All of these are lessons carved with blood and sweat in error logs.

"Now that we've come this far, we have no choice but to test with real Nginx attack traffic." I nodded at TK's words. Next would be scenarios closer to reality. At that moment, I was no longer afraid of "failure." Because I knew that all failures would be carved as assets in PROBLEM_PATTERNS.md.

Me: "TK, I've collected many failure patterns."
TK: "That's your weapon. To avoid falling into the same traps."
Me: "Yes, but I'll probably make new failures too."
TK: "That's fine. Don't fear failure, keep recording."

Lesson

Failure is OSS's default setting. Building resilience leads to the next evolution.

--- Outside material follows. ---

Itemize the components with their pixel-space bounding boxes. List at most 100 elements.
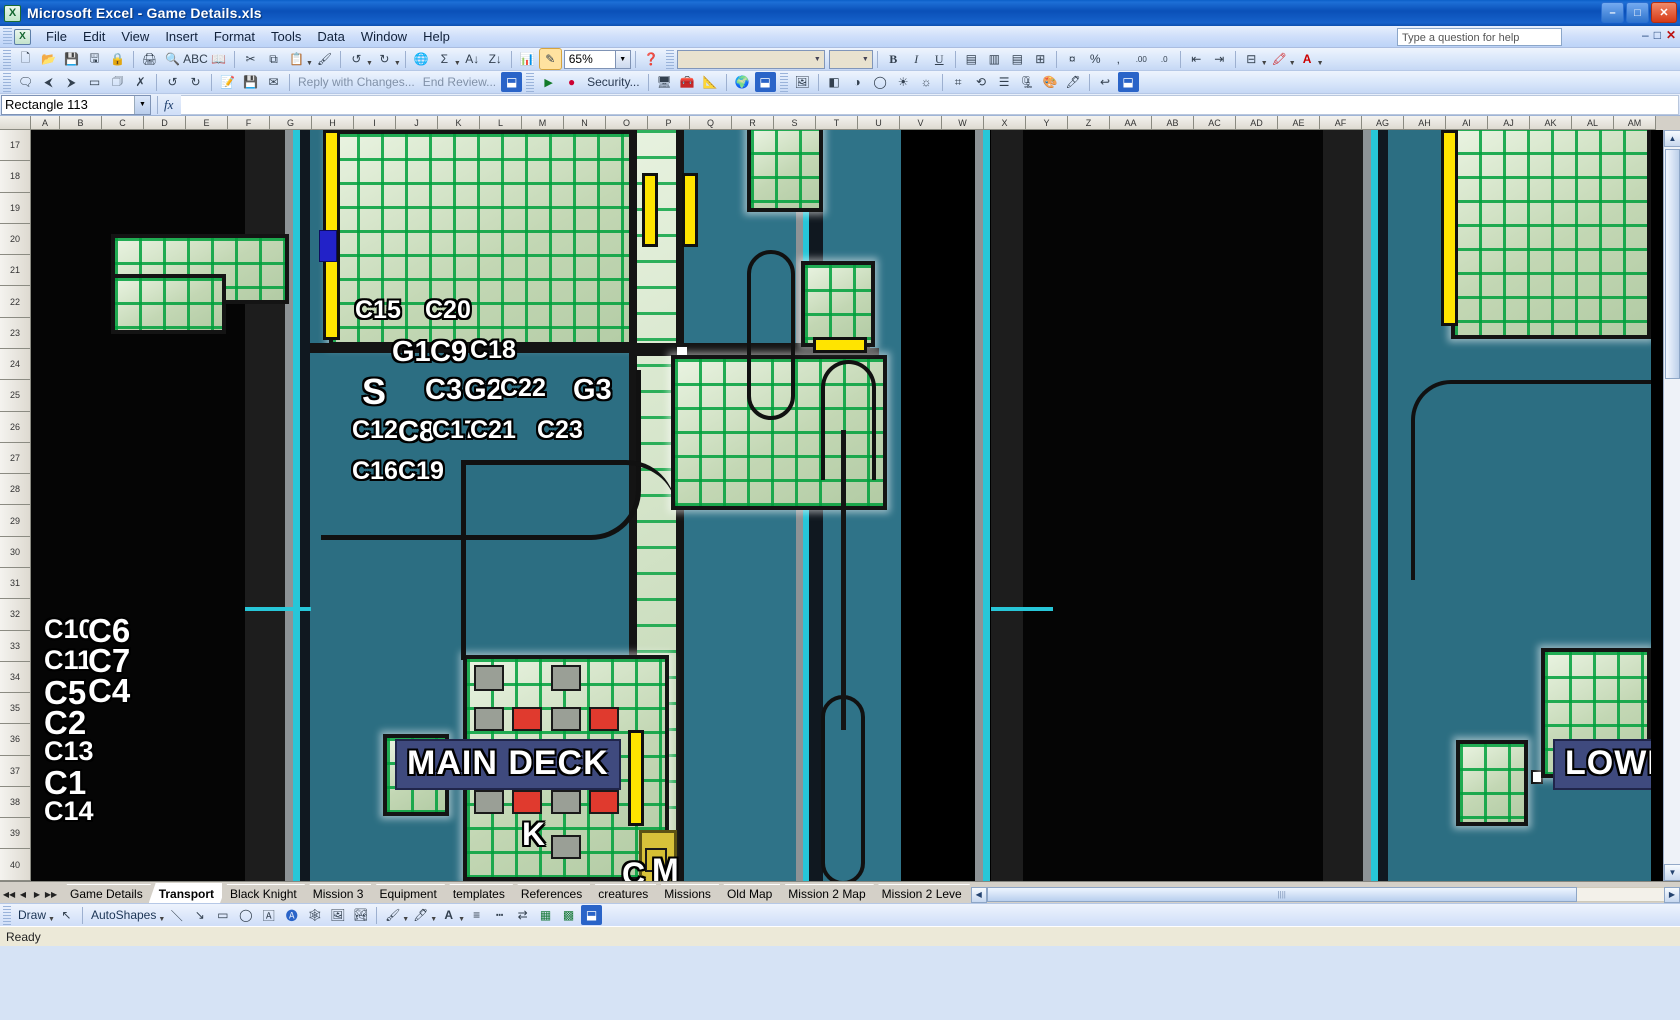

Tasks Performed on Days 39-44

  • Organizing and documenting CI/CD failure patterns
  • Investigating output loss issues in E2E testing and strengthening observation points
  • Introducing evidence collection (logs/metrics) mechanisms
  • Considering prevention measures for forgetting plugin configuration
  • Experiencing destructive errors when restarting Self-hosted Runner and exploring operational improvements

Documents Created/Updated

PROBLEM_PATTERNS.md

  • Day 39: Newly created and started recording CI/CD failure patterns
  • Days 40-44: Sequentially added lessons on silent errors, organizing visibility, forgetting --plugin-config-file, and Runner destruction

integration-test-requirements.md

  • Reflected previous Falco plugin-related errors (config loading failures, --disable-driver invalidation, upload-artifact@v3 deprecation, etc.)
  • Implemented fixes and updates for recurrence prevention

Summary

Days 39-44 were truly a period of "turning failure records into culture." Rather than just bug reports or one-time errors, by systematizing them into PROBLEM_PATTERNS.md and integration-test-requirements.md, we created a "map" for my future self to follow without getting lost.

TK's words remain in my mind:
"Failures aren't something to hide. When accumulated, they become manuals and assets."

Next, finally, we'll test with real Nginx attack traffic.
Armed with the "assets of failure" cultivated over these six days, I advance to the next trial.

Failures are not something to be ashamed of, but nourishment for growth.
In the world of OSS, by making everything open including failures, we help those who walk the same path.